You say there were no clear winners in the war, but what about North Vietnam?
Yes, North Vietnam won, but it was not black and white. The North Vietnamese people in the end lost, even those who joined the Party and those who were in the North Vietnamese Army. They sacrificed so much in a war that, if different leaders had been in charge, could have ended sooner. Le Duan was the victor but at what cost?
How is it a young Vietnamese American woman gained access to records so long denied to others?
I was in the right place at right time. When I first began going to Vietnam, there was a stigma attached to Vietnamese Americans or Vietnamese who left. We were viewed as traitors. So everything was much more difficult for us than even for foreign visitors. But there were policy changes in the late 1990s as Vietnam started trying to entice Vietnamese to come home or invest in the country. Things were changing rapidly, and I think I benefited from it when I began my research there in 1998. But I remember they were still telling me, “You need to be someone famous for us to let you in the archives.” And I would say, “But I can’t write a book and be anyone famous without getting into the archives.” It was a sort of chicken and egg thing. And when I interviewed folks at Vietnam’s Military Institute, I don’t think they took me too seriously. Why would a young Vietnamese American girl be interested in this and what can she do with what she finds anyway?
Did that attitude surprise you?
It’s understandable if you consider most scholars in Vietnam are typically old men. But I probably did benefit in that people were likely more willing to talk to me because I was a young Vietnamese American woman.

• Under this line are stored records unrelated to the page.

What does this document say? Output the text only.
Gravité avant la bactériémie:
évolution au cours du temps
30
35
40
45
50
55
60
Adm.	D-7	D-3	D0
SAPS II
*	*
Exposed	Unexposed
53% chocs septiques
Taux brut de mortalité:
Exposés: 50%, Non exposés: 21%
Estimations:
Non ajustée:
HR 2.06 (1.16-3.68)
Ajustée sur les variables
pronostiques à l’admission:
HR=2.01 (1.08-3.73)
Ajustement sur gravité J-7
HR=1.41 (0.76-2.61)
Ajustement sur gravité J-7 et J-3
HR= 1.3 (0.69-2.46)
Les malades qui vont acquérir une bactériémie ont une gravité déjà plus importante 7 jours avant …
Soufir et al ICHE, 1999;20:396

I do think that helped in getting stories from former southern revolutionaries.
Should we expect more of the archives in Vietnam to open up?
I want to say yes, but there have been some steps in the opposite direction. They haven’t allowed as many researchers in certain archives and they continue to restrict access to certain files. It is still complicated. There has been a very good two-volume work by a journalist who had access to high-level party members on the period right after 1975 leading up to the Third Indochina War. The fact that he could publish is an important opening. But the problem is the archives. It’s all about opening them so anyone can gain access—not just a famous journalist. But I’m not sure when that will happen.
In your research effort, what was your biggest disappointment?
That I didn’t hear more voices from below. I wish I’d had better access to the sort of materials that related to what the people thought and felt during the war, like when the folks in Hanoi were forced to flee the bombing and move out to the countryside. I also wish I had learned more about those who were arrested or who were under survellience for opposing the war. All the material I gathered about them came from the perspective of those who arrested them.
How has your book been received in Vietnam?
I really have no idea. I sent some copies to friends at the Military History Institute and and in the diplomatic academy but I haven’t heard from them. I haven’t tried to go to Vietnam since the book was released.
What is the most intriguing question you would have liked to have gotten an answer to but couldn’t?
It would be something about Giap, like how much did he hate Le Duan. I tried to interview him in 2003 and was denied. But I think I’d like to ask Giap what he was thinking and feeling in 1967, when his closest friends and deputies were being arrested. Could he have saved them? What were his feelings as he watched, unable to protect them or the war effort itself.
Is there more to come from you about Vietnam?
I would really like to write a complete history of the war next, and this time pay more attention to Saigon.